7. There is a lack of in-depth analysis and discussion on the causes and impacts of heterogeneity.

8. Subgroup analysis is missing for different types and doses of statins.

9. The process and results of the sensitivity analysis are not detailed enough.

10. The explanations accompanying the figures and tables are insufficient.

11. It is recommended to improve the image quality and clarity of Figures 3 to 6.

 

 Discussion

12. There is no comparison with other related studies, and the innovative aspects and contributions of this study are not highlighted.

13. The discussion on the specific application scenarios and potential challenges of using statins in treating psoriasis is not detailed enough.

14. The discussion on the study's limitations is not comprehensive, such as the small sample size and the regional limitations of the included studies.

Author Response

Dear Reviewer 4,

Thank you for your invaluable comments and insightful feedback.

Introduction

1. The introduction of statins is not detailed enough, especially regarding their application in other immune-mediated diseases.

2. The relationship between psoriasis and cardiovascular diseases is not discussed, nor is the dual role of statins in managing these conditions.

Response: The manuscript was revised accordingly, please see Page 2 Line 90-100 &  Page 3 Line 101-104

 Methods

3. The search terms and logical combinations are not specific enough.

Response: Revised; please see Page 3; Database Searching

4. The standards for diagnosing psoriasis and the characteristics of patients are not described in detail.

Response: Revised, please see Page 3;  Inclusion and Exclusion Criteria

5. The data extraction section lacks an explanation of how incomplete data and inconsistencies between studies were handled.

Response: Revised, please see Page 4; Study Selection and Data Extraction

6. The bias risk assessment section does not provide detailed results and processes.
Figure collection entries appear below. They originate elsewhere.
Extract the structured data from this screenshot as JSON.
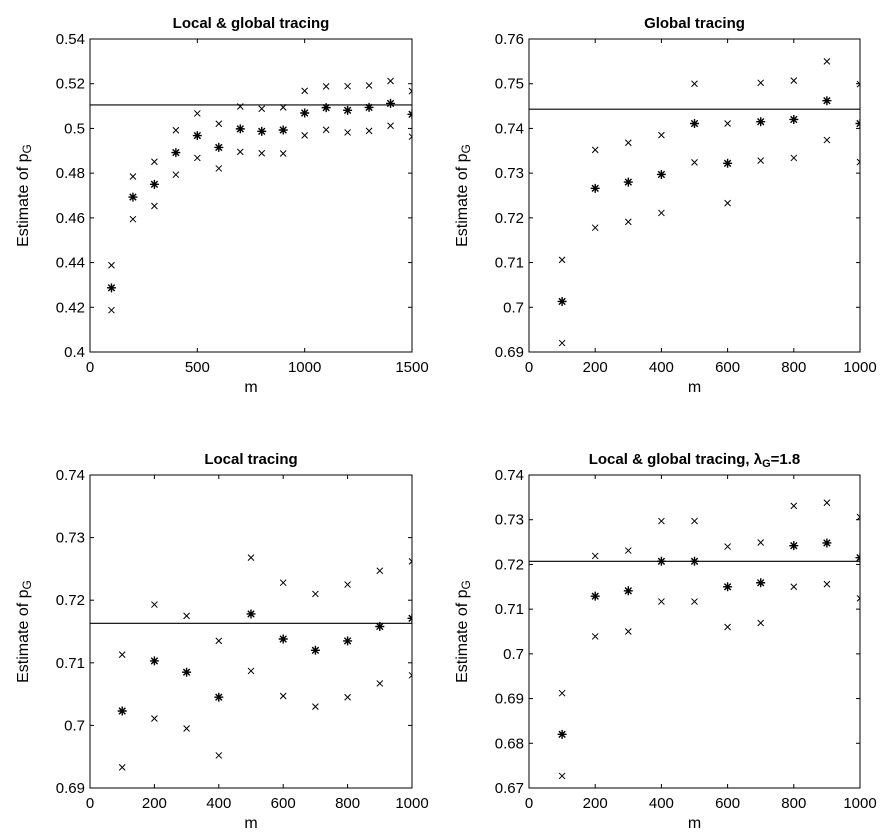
{
  "chart_data": [
    {
      "type": "scatter",
      "title": "Local & global tracing",
      "title_sub": "",
      "title_suffix": "",
      "xlabel": "m",
      "ylabel": "Estimate of p",
      "ylabel_sub": "G",
      "xlim": [
        0,
        1500
      ],
      "ylim": [
        0.4,
        0.54
      ],
      "xticks": [
        0,
        500,
        1000,
        1500
      ],
      "yticks": [
        0.4,
        0.42,
        0.44,
        0.46,
        0.48,
        0.5,
        0.52,
        0.54
      ],
      "xtick_labels": [
        "0",
        "500",
        "1000",
        "1500"
      ],
      "ytick_labels": [
        "0.4",
        "0.42",
        "0.44",
        "0.46",
        "0.48",
        "0.5",
        "0.52",
        "0.54"
      ],
      "reference_line": 0.5105,
      "grid": false,
      "x": [
        100,
        200,
        300,
        400,
        500,
        600,
        700,
        800,
        900,
        1000,
        1100,
        1200,
        1300,
        1400,
        1500
      ],
      "estimate": [
        0.4287,
        0.4693,
        0.475,
        0.4892,
        0.4968,
        0.4915,
        0.4998,
        0.4987,
        0.4993,
        0.5069,
        0.5093,
        0.5081,
        0.5094,
        0.5112,
        0.5063
      ],
      "upper": [
        0.4388,
        0.4785,
        0.4851,
        0.4992,
        0.5067,
        0.5021,
        0.5098,
        0.5088,
        0.5094,
        0.5168,
        0.5188,
        0.5189,
        0.5192,
        0.5212,
        0.5167
      ],
      "lower": [
        0.4187,
        0.4594,
        0.4653,
        0.4793,
        0.4868,
        0.4821,
        0.4895,
        0.4889,
        0.4888,
        0.4969,
        0.4994,
        0.4982,
        0.4989,
        0.5012,
        0.4963
      ]
    },
    {
      "type": "scatter",
      "title": "Global tracing",
      "title_sub": "",
      "title_suffix": "",
      "xlabel": "m",
      "ylabel": "Estimate of p",
      "ylabel_sub": "G",
      "xlim": [
        0,
        1000
      ],
      "ylim": [
        0.69,
        0.76
      ],
      "xticks": [
        0,
        200,
        400,
        600,
        800,
        1000
      ],
      "yticks": [
        0.69,
        0.7,
        0.71,
        0.72,
        0.73,
        0.74,
        0.75,
        0.76
      ],
      "xtick_labels": [
        "0",
        "200",
        "400",
        "600",
        "800",
        "1000"
      ],
      "ytick_labels": [
        "0.69",
        "0.7",
        "0.71",
        "0.72",
        "0.73",
        "0.74",
        "0.75",
        "0.76"
      ],
      "reference_line": 0.7443,
      "grid": false,
      "x": [
        100,
        200,
        300,
        400,
        500,
        600,
        700,
        800,
        900,
        1000
      ],
      "estimate": [
        0.7013,
        0.7266,
        0.728,
        0.7297,
        0.7411,
        0.7322,
        0.7415,
        0.742,
        0.7462,
        0.7411
      ],
      "upper": [
        0.7106,
        0.7352,
        0.7368,
        0.7385,
        0.75,
        0.7411,
        0.7502,
        0.7507,
        0.755,
        0.7499
      ],
      "lower": [
        0.692,
        0.7178,
        0.7191,
        0.7211,
        0.7324,
        0.7233,
        0.7328,
        0.7334,
        0.7374,
        0.7325
      ]
    },
    {
      "type": "scatter",
      "title": "Local tracing",
      "title_sub": "",
      "title_suffix": "",
      "xlabel": "m",
      "ylabel": "Estimate of p",
      "ylabel_sub": "G",
      "xlim": [
        0,
        1000
      ],
      "ylim": [
        0.69,
        0.74
      ],
      "xticks": [
        0,
        200,
        400,
        600,
        800,
        1000
      ],
      "yticks": [
        0.69,
        0.7,
        0.71,
        0.72,
        0.73,
        0.74
      ],
      "xtick_labels": [
        "0",
        "200",
        "400",
        "600",
        "800",
        "1000"
      ],
      "ytick_labels": [
        "0.69",
        "0.7",
        "0.71",
        "0.72",
        "0.73",
        "0.74"
      ],
      "reference_line": 0.7163,
      "grid": false,
      "x": [
        100,
        200,
        300,
        400,
        500,
        600,
        700,
        800,
        900,
        1000
      ],
      "estimate": [
        0.7023,
        0.7103,
        0.7085,
        0.7045,
        0.7178,
        0.7138,
        0.712,
        0.7135,
        0.7158,
        0.7171
      ],
      "upper": [
        0.7113,
        0.7193,
        0.7175,
        0.7135,
        0.7268,
        0.7228,
        0.721,
        0.7225,
        0.7247,
        0.7262
      ],
      "lower": [
        0.6933,
        0.7011,
        0.6995,
        0.6952,
        0.7087,
        0.7047,
        0.703,
        0.7045,
        0.7067,
        0.708
      ]
    },
    {
      "type": "scatter",
      "title": "Local & global tracing, λ",
      "title_sub": "G",
      "title_suffix": "=1.8",
      "xlabel": "m",
      "ylabel": "Estimate of p",
      "ylabel_sub": "G",
      "xlim": [
        0,
        1000
      ],
      "ylim": [
        0.67,
        0.74
      ],
      "xticks": [
        0,
        200,
        400,
        600,
        800,
        1000
      ],
      "yticks": [
        0.67,
        0.68,
        0.69,
        0.7,
        0.71,
        0.72,
        0.73,
        0.74
      ],
      "xtick_labels": [
        "0",
        "200",
        "400",
        "600",
        "800",
        "1000"
      ],
      "ytick_labels": [
        "0.67",
        "0.68",
        "0.69",
        "0.7",
        "0.71",
        "0.72",
        "0.73",
        "0.74"
      ],
      "reference_line": 0.7207,
      "grid": false,
      "x": [
        100,
        200,
        300,
        400,
        500,
        600,
        700,
        800,
        900,
        1000
      ],
      "estimate": [
        0.682,
        0.7129,
        0.7141,
        0.7207,
        0.7207,
        0.715,
        0.7159,
        0.7242,
        0.7248,
        0.7215
      ],
      "upper": [
        0.6912,
        0.7219,
        0.7231,
        0.7297,
        0.7297,
        0.724,
        0.7249,
        0.7331,
        0.7338,
        0.7306
      ],
      "lower": [
        0.6727,
        0.7039,
        0.705,
        0.7117,
        0.7117,
        0.706,
        0.7069,
        0.715,
        0.7156,
        0.7124
      ]
    }
  ]
}
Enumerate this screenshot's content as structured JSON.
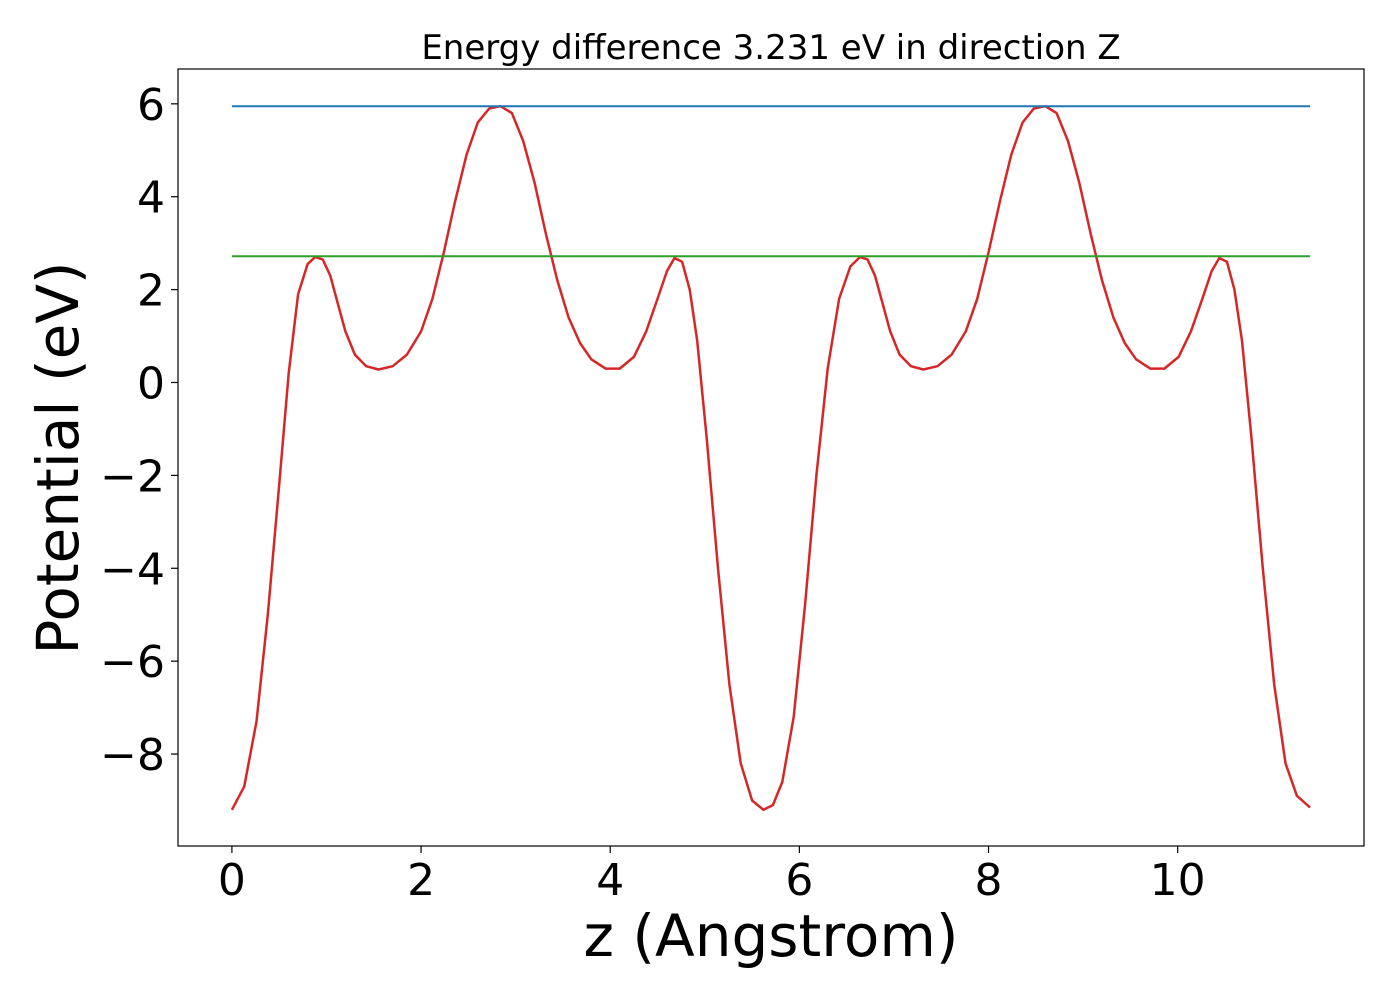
{
  "chart_data": {
    "type": "line",
    "title": "Energy difference 3.231 eV in direction Z",
    "xlabel": "z (Angstrom)",
    "ylabel": "Potential (eV)",
    "xlim": [
      -0.57,
      11.97
    ],
    "ylim": [
      -9.98,
      6.75
    ],
    "xticks": [
      0,
      2,
      4,
      6,
      8,
      10
    ],
    "xtick_labels": [
      "0",
      "2",
      "4",
      "6",
      "8",
      "10"
    ],
    "yticks": [
      6,
      4,
      2,
      0,
      -2,
      -4,
      -6,
      -8
    ],
    "ytick_labels": [
      "6",
      "4",
      "2",
      "0",
      "−2",
      "−4",
      "−6",
      "−8"
    ],
    "grid": false,
    "series": [
      {
        "color": "#d62728",
        "x": [
          0.0,
          0.13,
          0.26,
          0.38,
          0.5,
          0.6,
          0.7,
          0.8,
          0.88,
          0.96,
          1.04,
          1.12,
          1.2,
          1.3,
          1.42,
          1.55,
          1.7,
          1.85,
          2.0,
          2.12,
          2.24,
          2.36,
          2.48,
          2.6,
          2.72,
          2.84,
          2.96,
          3.08,
          3.2,
          3.32,
          3.44,
          3.56,
          3.68,
          3.8,
          3.95,
          4.1,
          4.25,
          4.38,
          4.5,
          4.6,
          4.68,
          4.76,
          4.84,
          4.92,
          5.02,
          5.14,
          5.26,
          5.38,
          5.5,
          5.62,
          5.72,
          5.82,
          5.94,
          6.06,
          6.18,
          6.3,
          6.42,
          6.54,
          6.64,
          6.72,
          6.8,
          6.88,
          6.96,
          7.06,
          7.18,
          7.31,
          7.46,
          7.61,
          7.76,
          7.88,
          8.0,
          8.12,
          8.24,
          8.36,
          8.48,
          8.6,
          8.72,
          8.84,
          8.96,
          9.08,
          9.2,
          9.32,
          9.44,
          9.56,
          9.71,
          9.86,
          10.01,
          10.14,
          10.26,
          10.36,
          10.44,
          10.52,
          10.6,
          10.68,
          10.78,
          10.9,
          11.02,
          11.14,
          11.26,
          11.4
        ],
        "y": [
          -9.2,
          -8.7,
          -7.3,
          -5.0,
          -2.2,
          0.2,
          1.9,
          2.55,
          2.7,
          2.65,
          2.3,
          1.7,
          1.1,
          0.6,
          0.35,
          0.28,
          0.35,
          0.6,
          1.1,
          1.8,
          2.8,
          3.9,
          4.9,
          5.6,
          5.9,
          5.95,
          5.8,
          5.2,
          4.3,
          3.2,
          2.2,
          1.4,
          0.85,
          0.5,
          0.3,
          0.3,
          0.55,
          1.1,
          1.8,
          2.4,
          2.68,
          2.6,
          2.0,
          0.9,
          -1.2,
          -4.0,
          -6.5,
          -8.2,
          -9.0,
          -9.2,
          -9.1,
          -8.6,
          -7.2,
          -4.8,
          -2.0,
          0.3,
          1.8,
          2.5,
          2.7,
          2.65,
          2.3,
          1.7,
          1.1,
          0.6,
          0.35,
          0.28,
          0.35,
          0.6,
          1.1,
          1.8,
          2.8,
          3.9,
          4.9,
          5.6,
          5.9,
          5.95,
          5.8,
          5.2,
          4.3,
          3.2,
          2.2,
          1.4,
          0.85,
          0.5,
          0.3,
          0.3,
          0.55,
          1.1,
          1.8,
          2.4,
          2.68,
          2.6,
          2.0,
          0.9,
          -1.2,
          -4.0,
          -6.5,
          -8.2,
          -8.9,
          -9.15
        ]
      },
      {
        "color": "#1f77b4",
        "x": [
          0.0,
          11.4
        ],
        "y": [
          5.95,
          5.95
        ]
      },
      {
        "color": "#2ca02c",
        "x": [
          0.0,
          11.4
        ],
        "y": [
          2.72,
          2.72
        ]
      }
    ]
  }
}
Response: Revised, please see Page 4 & 5; Risk of Bias Assessment

Results

7. There is a lack of in-depth analysis and discussion on the causes and impacts of heterogeneity.
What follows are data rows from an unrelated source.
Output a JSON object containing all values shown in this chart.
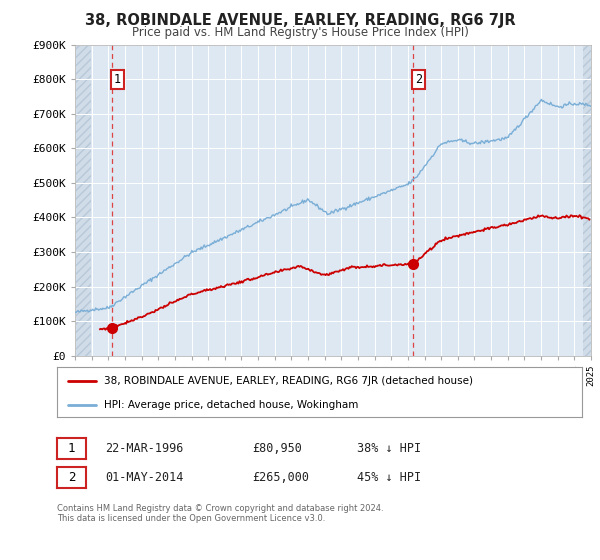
{
  "title": "38, ROBINDALE AVENUE, EARLEY, READING, RG6 7JR",
  "subtitle": "Price paid vs. HM Land Registry's House Price Index (HPI)",
  "legend_label_red": "38, ROBINDALE AVENUE, EARLEY, READING, RG6 7JR (detached house)",
  "legend_label_blue": "HPI: Average price, detached house, Wokingham",
  "red_color": "#cc0000",
  "blue_color": "#7aaed6",
  "bg_color": "#ffffff",
  "plot_bg_color": "#dde8f3",
  "hatch_color": "#c8d4e0",
  "annotation1_date": "22-MAR-1996",
  "annotation1_price": "£80,950",
  "annotation1_hpi": "38% ↓ HPI",
  "annotation2_date": "01-MAY-2014",
  "annotation2_price": "£265,000",
  "annotation2_hpi": "45% ↓ HPI",
  "footer": "Contains HM Land Registry data © Crown copyright and database right 2024.\nThis data is licensed under the Open Government Licence v3.0.",
  "xmin": 1994,
  "xmax": 2025,
  "ymin": 0,
  "ymax": 900000,
  "yticks": [
    0,
    100000,
    200000,
    300000,
    400000,
    500000,
    600000,
    700000,
    800000,
    900000
  ],
  "purchase1_x": 1996.23,
  "purchase1_y": 80950,
  "purchase2_x": 2014.33,
  "purchase2_y": 265000,
  "vline1_x": 1996.23,
  "vline2_x": 2014.33
}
Response: Revised; please see Page 11, Line 278 to 281, Page 12 Line 298 to 300, Page 14 Line 363 to 369.

8. Subgroup analysis is missing for different types and doses of statins.

9. The process and results of the sensitivity analysis are not detailed enough.

Response: Please see P11 & 12 

10. The explanations accompanying the figures and tables are insufficient.

Response: Revised

11. It is recommended to improve the image quality and clarity of Figures 3 to 6.

Response: Thank you for your constructive advice, however, this is the highest resolution available at the moment.

Discussion

12. There is no comparison with other related studies, and the innovative aspects and contributions of this study are not highlighted.

Response: Please see Page 13, second paragraph & implications.

13. The discussion on the specific application scenarios and potential challenges of using statins in treating psoriasis is not detailed enough.

Response: Revised, please see Page 14 Implications.

14. The discussion on the study's limitations is not comprehensive, such as the small sample size and the regional limitations of the included studies.

Response: Revised, details regarding the limitations were addressed for future studies, please see Page 14; Recommendations.

If any further concerns or needed revisions please let us know, thank you.

Round 2

Reviewer 2 Report

Comments and Suggestions for Authors

Thank you for providing the requested changes. From my point of view, no further modifications are required.

 

Author Response

Thank you, I really appreciate your time and effort in reviewing my work.

Reviewer 4 Report

Comments and Suggestions for Authors

The authors responded to almost all my concerns, and the quality of the revised manuscript has been greatly improved.

Author Response

Thank you, I really appreciate your time and effort in reviewing my work.